While President Barack Obama’s new tax proposals may never see the light of day, given the Republican majorities in both the House and Senate, they have generated discussion among cross-border tax practitioners. Dual citizens living in Canada or Canadians who own U.S. properties may wonder whether they need to reopen their estate plans in case the proposals, referred to by the White House as an attempt to close the “trust-fund loophole,” ever come into law.

Canada and the U.S. have historically taken quite a different approach to taxation upon death. In Canada, there is a deemed disposition at fair market value of all your capital property (other than your principal residence), as of the date of death and you pay capital-gains tax on any accrued gains on your final tax return.

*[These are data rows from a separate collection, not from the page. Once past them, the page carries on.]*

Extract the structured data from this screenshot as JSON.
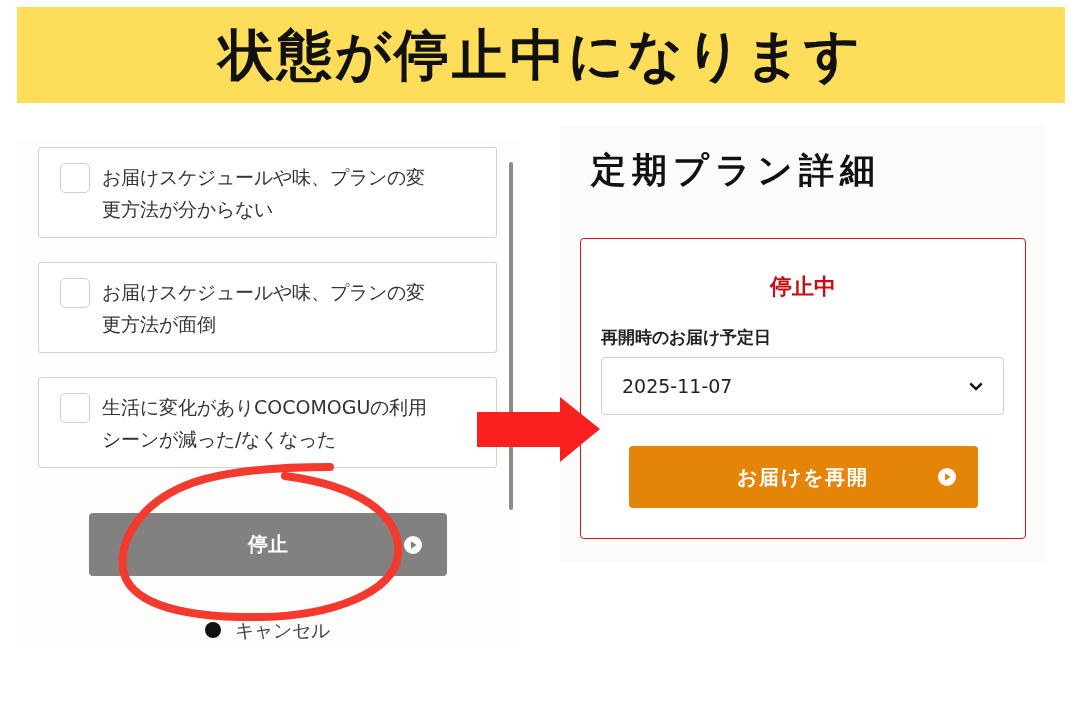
{
  "banner": {
    "title": "状態が停止中になります"
  },
  "cancel_form": {
    "reasons": [
      {
        "label": "お届けスケジュールや味、プランの変更方法が分からない",
        "checked": false
      },
      {
        "label": "お届けスケジュールや味、プランの変更方法が面倒",
        "checked": false
      },
      {
        "label": "生活に変化がありCOCOMOGUの利用シーンが減った/なくなった",
        "checked": false
      }
    ],
    "stop_button": {
      "label": "停止"
    },
    "cancel_link": {
      "label": "キャンセル"
    }
  },
  "plan_detail": {
    "title": "定期プラン詳細",
    "status": "停止中",
    "resume_date": {
      "label": "再開時のお届け予定日",
      "value": "2025-11-07"
    },
    "resume_button": {
      "label": "お届けを再開"
    }
  }
}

The U.S., however, has an estate tax that taxes the fair market value of a U.S. person’s estate above a certain dollar-level exemption (US$5.43 million). Whether or not there was an accrued gain on that property at death is irrelevant.

To illustrate, let’s assume Cathy, a Canadian resident, dies with a portfolio of stocks worth $500,000 that have a tax cost of only $100,000. When Cathy dies, she would pay up to 25% capital-gains tax on the $400,000 accrued gain as of the date of the death.

If, on the other hand, she was a U.S. citizen, and not a resident of Canada upon death, she would not pay any U.S. income tax, since the U.S. doesn’t currently tax appreciated property at death, nor would she pay any U.S. estate tax since her estate was below the exemption of US$5.43 million. Cathy’s heirs would inherit the portfolio with a stepped-up cost basis of $500,000, allowing the $400,000 accrued gain to permanently escape taxation.